4. The method for computing the high order multipole distances of atoms in the predicted RNA based on the ARDGPR model according to claim 1, wherein the selecting the remaining small molecule fragments from the dataset, verifying the prediction result of the ARDGPR model by the high order multipole distances of each atom in the small molecule fragments comprises the steps of:

selecting the rest small molecular fragments, and obtaining the high-order multipole distance of atoms in each small molecular fragment through AIMALL software integral calculation, and marking the high-order multipole distance as a parameter A: the corresponding high-order multipole distance obtained through ARDGPR model prediction is recorded as a parameter B; taking the parameter A as a true value, taking the parameter B as a predicted value, and verifying a predicted result through analyzing an error result.

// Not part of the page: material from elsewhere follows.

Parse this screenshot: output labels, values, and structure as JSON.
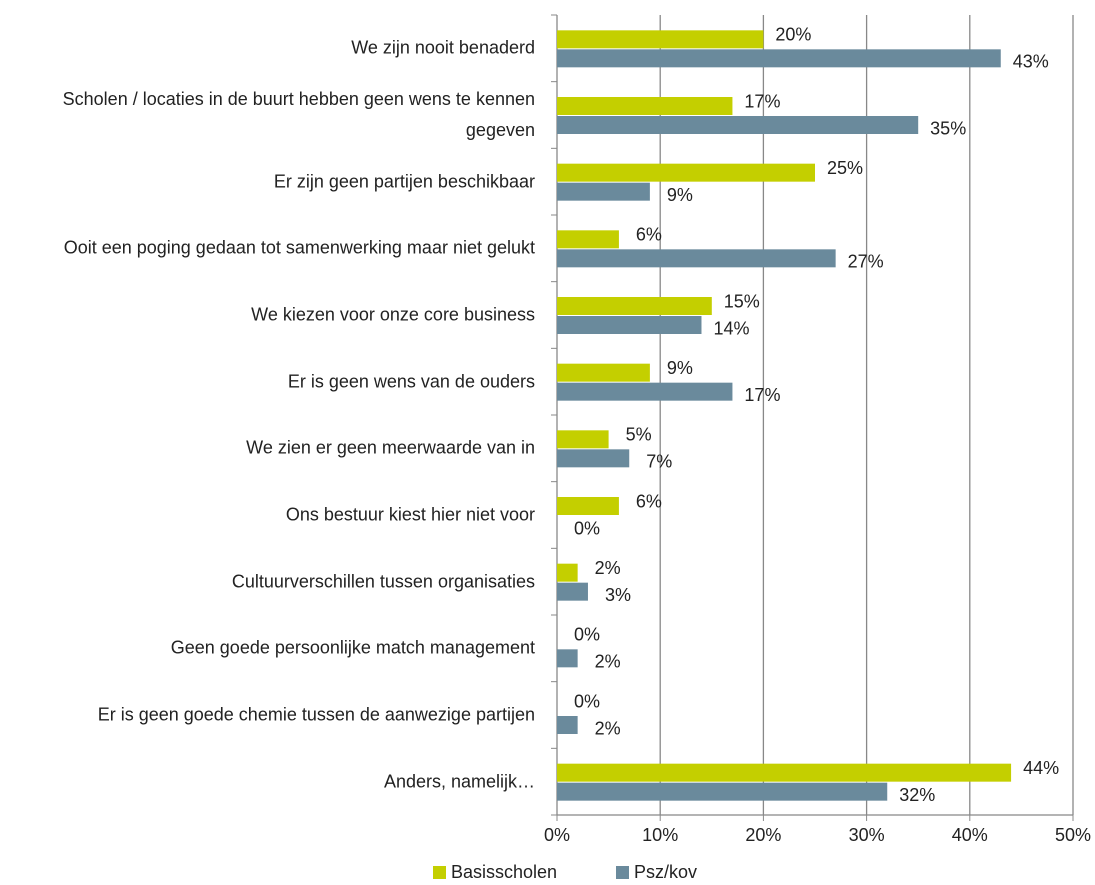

5. The method for computing the high order multipole distances of atoms in the predicted RNA based on the ARDGPR model according to claim 1, wherein the selecting the remaining small molecule fragments from the dataset, the predicting result of the ARDGPR model can be verified by computing the interatomic electrostatic interactions, comprises the steps of:

selecting the rest small molecular fragments, and calculating the interatomic electrostatic interaction energy C by using quantum mechanical calculation software GAUSSIAN09 through a true value A;

according to a parameter B predicted by the ARDGPR model, obtaining an interatomic electrostatic interaction energy D through program calculation;

6. The method of claim 1, wherein the selecting the remaining small molecule fragments from the dataset, comparing the ARDGPR model to the argpr model by evaluating the performance of four machine learning models Bagging, RBFNN, GRNN and GPR trained using the same training set on the test set comprises the steps of:

training Bagging, RBFNN, GRNN and GPR four machine learning models using the same training dataset as the construction of the ARDGPR model;

selecting the rest small molecular fragments as a test set, and marking the high-order multipole distance of atoms in the rest small molecular fragments as a parameter E according to the prediction of Bagging, RBFNN, GRNN and GPR four machine learning models;

7. The method for computing the high order multipole distance of an atom in predicted RNA based on the ARDGPR model according to any one of claims 1 to 6, wherein the small molecule fragment comprises: phosphoric acid molecules, pentose molecules, four base molecules, phosphoric acid-pentose molecules, four pentose one base molecules, nucleotide molecules and two nucleotide molecules that are base-paired.

8. The method of computing an atomic higher order multipole moment in RNA based on the ARDGPR model according to any of claims 1-6, wherein the higher order multipole moment comprises a point charge, dipole moment, quadrupole moment, octapole moment and sixteen pole moment.